Thyrsis: A Monody, to Commemorate the Author’s Friend, Arthur Hugh Clough
A POEM BY MATTHEW ARNOLD
“It just seemed like the case would never leave me alone.”
…which is ironic bearing in mind the two meanings of ‘autology’, the more usual one and this story’s own! A logically crazy portrait of a world beyond driverless cars, an autologist asked to investigate and hopefully heal the break-up between country & western music specialist McBride and assonantly named Friday (aka Jolene) – a man and his truck. And the implications for a dog and McBride’s wife, and the laws pertaining to mutual behaviour between humans, animals and vehicles. A sort of proto-antrhropomorphemic rodeo in my mind. Not sure why.
Not sure, either, why it is an interesting accompaniment to the two autological models of converse levels in societal hierarchy and mind-botany that preceded it in Interzone.
My previous review of this author: https://dflewisreviews.wordpress.com/2018/12/07/interzone-278/#comment-14521
“Perfect concealment for a palimp’s nest.”
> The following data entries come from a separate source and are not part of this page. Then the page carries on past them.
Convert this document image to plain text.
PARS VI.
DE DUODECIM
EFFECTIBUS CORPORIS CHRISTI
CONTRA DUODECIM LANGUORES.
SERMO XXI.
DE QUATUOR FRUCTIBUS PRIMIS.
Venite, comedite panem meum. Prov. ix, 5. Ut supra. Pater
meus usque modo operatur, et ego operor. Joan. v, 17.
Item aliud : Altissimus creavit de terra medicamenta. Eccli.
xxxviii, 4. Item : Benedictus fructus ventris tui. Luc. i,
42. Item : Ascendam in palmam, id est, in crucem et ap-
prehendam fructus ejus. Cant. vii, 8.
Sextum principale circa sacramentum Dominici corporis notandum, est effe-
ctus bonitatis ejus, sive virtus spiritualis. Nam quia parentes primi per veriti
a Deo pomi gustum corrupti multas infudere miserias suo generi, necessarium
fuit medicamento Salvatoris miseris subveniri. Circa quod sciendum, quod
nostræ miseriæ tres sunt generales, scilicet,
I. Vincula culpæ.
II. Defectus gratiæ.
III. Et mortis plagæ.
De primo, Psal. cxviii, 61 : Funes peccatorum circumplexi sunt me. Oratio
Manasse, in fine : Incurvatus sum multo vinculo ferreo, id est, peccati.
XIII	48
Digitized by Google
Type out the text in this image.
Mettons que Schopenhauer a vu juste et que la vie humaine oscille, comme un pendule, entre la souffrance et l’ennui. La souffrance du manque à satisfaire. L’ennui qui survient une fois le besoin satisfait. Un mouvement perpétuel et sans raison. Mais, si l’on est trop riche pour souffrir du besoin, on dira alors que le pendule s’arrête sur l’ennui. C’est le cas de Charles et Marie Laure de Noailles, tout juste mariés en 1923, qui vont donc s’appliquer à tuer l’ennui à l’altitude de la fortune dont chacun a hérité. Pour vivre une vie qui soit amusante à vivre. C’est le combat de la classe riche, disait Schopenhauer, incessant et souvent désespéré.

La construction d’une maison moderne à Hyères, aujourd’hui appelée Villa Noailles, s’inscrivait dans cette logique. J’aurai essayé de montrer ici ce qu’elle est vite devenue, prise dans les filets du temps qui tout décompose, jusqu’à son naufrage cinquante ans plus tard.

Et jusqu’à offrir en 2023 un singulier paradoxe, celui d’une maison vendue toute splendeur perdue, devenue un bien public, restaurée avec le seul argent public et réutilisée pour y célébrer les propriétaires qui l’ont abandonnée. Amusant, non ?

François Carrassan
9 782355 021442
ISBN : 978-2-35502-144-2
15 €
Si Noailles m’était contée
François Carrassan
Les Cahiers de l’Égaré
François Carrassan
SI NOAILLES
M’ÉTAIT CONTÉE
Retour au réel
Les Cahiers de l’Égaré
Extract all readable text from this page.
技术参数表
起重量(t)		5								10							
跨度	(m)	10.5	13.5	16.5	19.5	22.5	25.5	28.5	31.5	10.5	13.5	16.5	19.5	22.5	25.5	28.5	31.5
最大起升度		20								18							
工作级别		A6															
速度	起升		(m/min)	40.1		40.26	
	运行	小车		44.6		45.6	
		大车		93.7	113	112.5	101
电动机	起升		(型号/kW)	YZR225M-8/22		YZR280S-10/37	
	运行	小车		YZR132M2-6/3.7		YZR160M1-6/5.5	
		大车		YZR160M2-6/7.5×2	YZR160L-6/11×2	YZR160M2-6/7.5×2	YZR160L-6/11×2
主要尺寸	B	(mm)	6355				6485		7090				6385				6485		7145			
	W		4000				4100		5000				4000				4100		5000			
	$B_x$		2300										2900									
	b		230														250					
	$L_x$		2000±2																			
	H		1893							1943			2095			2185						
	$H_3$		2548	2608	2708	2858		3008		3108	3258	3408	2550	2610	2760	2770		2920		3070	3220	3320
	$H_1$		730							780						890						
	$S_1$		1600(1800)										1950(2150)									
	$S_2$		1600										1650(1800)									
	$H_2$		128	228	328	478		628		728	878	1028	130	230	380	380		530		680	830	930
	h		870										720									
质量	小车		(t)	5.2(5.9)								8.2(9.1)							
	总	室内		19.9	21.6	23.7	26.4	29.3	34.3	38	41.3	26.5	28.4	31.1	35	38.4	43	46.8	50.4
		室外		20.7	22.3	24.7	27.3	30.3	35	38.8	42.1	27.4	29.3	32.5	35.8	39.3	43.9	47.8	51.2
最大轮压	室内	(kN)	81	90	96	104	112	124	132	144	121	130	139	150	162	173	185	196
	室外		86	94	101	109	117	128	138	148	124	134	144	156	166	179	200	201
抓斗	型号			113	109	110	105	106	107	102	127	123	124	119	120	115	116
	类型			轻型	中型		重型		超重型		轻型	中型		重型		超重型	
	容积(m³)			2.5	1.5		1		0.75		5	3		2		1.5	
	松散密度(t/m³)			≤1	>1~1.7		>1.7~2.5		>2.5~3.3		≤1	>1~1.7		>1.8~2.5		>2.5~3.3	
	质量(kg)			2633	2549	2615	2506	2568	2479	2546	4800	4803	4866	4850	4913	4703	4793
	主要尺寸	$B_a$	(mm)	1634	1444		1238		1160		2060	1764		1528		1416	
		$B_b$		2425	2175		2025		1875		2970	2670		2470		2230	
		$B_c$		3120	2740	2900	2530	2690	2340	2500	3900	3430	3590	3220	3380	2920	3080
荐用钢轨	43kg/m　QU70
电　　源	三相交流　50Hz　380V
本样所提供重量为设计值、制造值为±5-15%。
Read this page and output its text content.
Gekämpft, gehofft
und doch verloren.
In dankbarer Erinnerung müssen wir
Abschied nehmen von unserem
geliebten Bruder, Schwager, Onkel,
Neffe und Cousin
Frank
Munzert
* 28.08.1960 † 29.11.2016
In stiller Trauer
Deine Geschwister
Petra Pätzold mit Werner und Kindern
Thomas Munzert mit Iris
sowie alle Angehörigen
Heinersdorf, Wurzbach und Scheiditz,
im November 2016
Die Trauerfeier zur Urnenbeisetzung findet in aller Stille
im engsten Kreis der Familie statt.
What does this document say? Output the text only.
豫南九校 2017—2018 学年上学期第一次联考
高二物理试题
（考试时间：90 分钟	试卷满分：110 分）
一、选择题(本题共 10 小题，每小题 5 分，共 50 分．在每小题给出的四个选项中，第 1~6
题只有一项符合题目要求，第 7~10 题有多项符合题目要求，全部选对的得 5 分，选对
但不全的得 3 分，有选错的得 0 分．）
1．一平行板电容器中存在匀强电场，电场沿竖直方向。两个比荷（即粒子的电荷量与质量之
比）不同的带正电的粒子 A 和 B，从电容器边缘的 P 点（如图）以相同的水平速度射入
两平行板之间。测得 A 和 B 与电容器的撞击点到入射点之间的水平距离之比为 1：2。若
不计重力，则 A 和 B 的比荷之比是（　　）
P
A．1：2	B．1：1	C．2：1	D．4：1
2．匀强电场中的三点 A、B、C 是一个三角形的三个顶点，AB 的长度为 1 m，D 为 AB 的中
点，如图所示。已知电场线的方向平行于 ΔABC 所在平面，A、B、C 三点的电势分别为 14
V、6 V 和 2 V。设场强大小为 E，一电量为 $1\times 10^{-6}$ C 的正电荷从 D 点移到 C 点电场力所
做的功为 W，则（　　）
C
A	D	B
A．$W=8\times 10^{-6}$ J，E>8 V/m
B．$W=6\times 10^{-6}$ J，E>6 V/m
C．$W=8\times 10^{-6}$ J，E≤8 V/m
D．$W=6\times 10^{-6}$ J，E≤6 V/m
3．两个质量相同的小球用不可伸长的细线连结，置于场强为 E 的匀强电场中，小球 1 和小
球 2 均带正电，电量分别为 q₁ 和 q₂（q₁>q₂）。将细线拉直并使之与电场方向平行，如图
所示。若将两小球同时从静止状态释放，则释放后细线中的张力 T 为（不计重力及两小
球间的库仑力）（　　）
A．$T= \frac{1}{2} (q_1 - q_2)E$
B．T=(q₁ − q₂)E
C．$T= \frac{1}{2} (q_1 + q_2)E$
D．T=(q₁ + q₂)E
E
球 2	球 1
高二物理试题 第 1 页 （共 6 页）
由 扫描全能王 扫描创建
This is the sort of story, one of novelette length, that sort of creeps into my mind and then is triggered remotely by its author. It has the feel of the Lucy Harlow story and its explicit palimpsest, an overarching art, cilia now replacing the fruit, art for its own sake, the pilla (carrier of that trigger) — although looking like a turd — works rather similarly to the main driverless vehicle in the Fiona Moore, here now used as palimpsest by the intrinsic hierarchies and “pulleys-wheel” below that are in turn akin to those of the Minto story, memories wiped out only to reveal that I understood this story all along, my dead sister still alive, after all, as this cilia-of-Cleden’s human protagonist finds out amid an intriguing scenario of human-brainwashing religions in churches run by cordonista and involving competitive characters with names like Bethesda and Socrates. It was the palimps with the cilia after all. All curdled cilia now and other marks and too much trox shot into my reading veins. Left me quivering, the remote trigger finally pulled by the author before reaching the end of my review of his work — in hindsight if not in real-time! A completely different story on top.
My previous reviews of this author: https://dflewisreviews.wordpress.com/tag/david-cleden/
“Sweat equity was one solution.”
A straight-faced account as a vignette not of vines but of verandahs, where a professional couple overhauls a pre-Civil War house on Chinaberry Road, by exploiting the fruit of labour of those down with Minto pulley-wheels below, even “poorly educated Irishmen”. An alternate world antebellum to avoid seemingly impossible roadblocks. Well, not alternate world any longer in our alternate world where any alternate world can seem real.
“Say you’re a translator, and you come across a pun in the source material. What do you do?”
This strikes me as a hyper-imaginative Ted Chiang to further nth powers of imagination. Language to language, confederated group of space races arriving on a planet without a sun, to solve their equivalent to our global warming, finding a cultural altruistic-selfishness on that planet rather than communal synergy – and somehow getting them recruited to help us help them, or vice versa? The characters are depicted wild and woolly and I found my own brain consumed, specially when factored into by the earlier mind-frazzling by the Cleden story and its own ramifications from the other stories this Interzone. I loved the main character Dr N Ana Varhely. And there is still a numb tingling inside my head. I never got a pee aitch dee. And I am 71. So please excuse me.
“‘This is a vacation, right?’
‘If this is how you vacate, I’d hate to see you at the office.’”
end
There is much in Black Static and Interzone in addition to their fiction.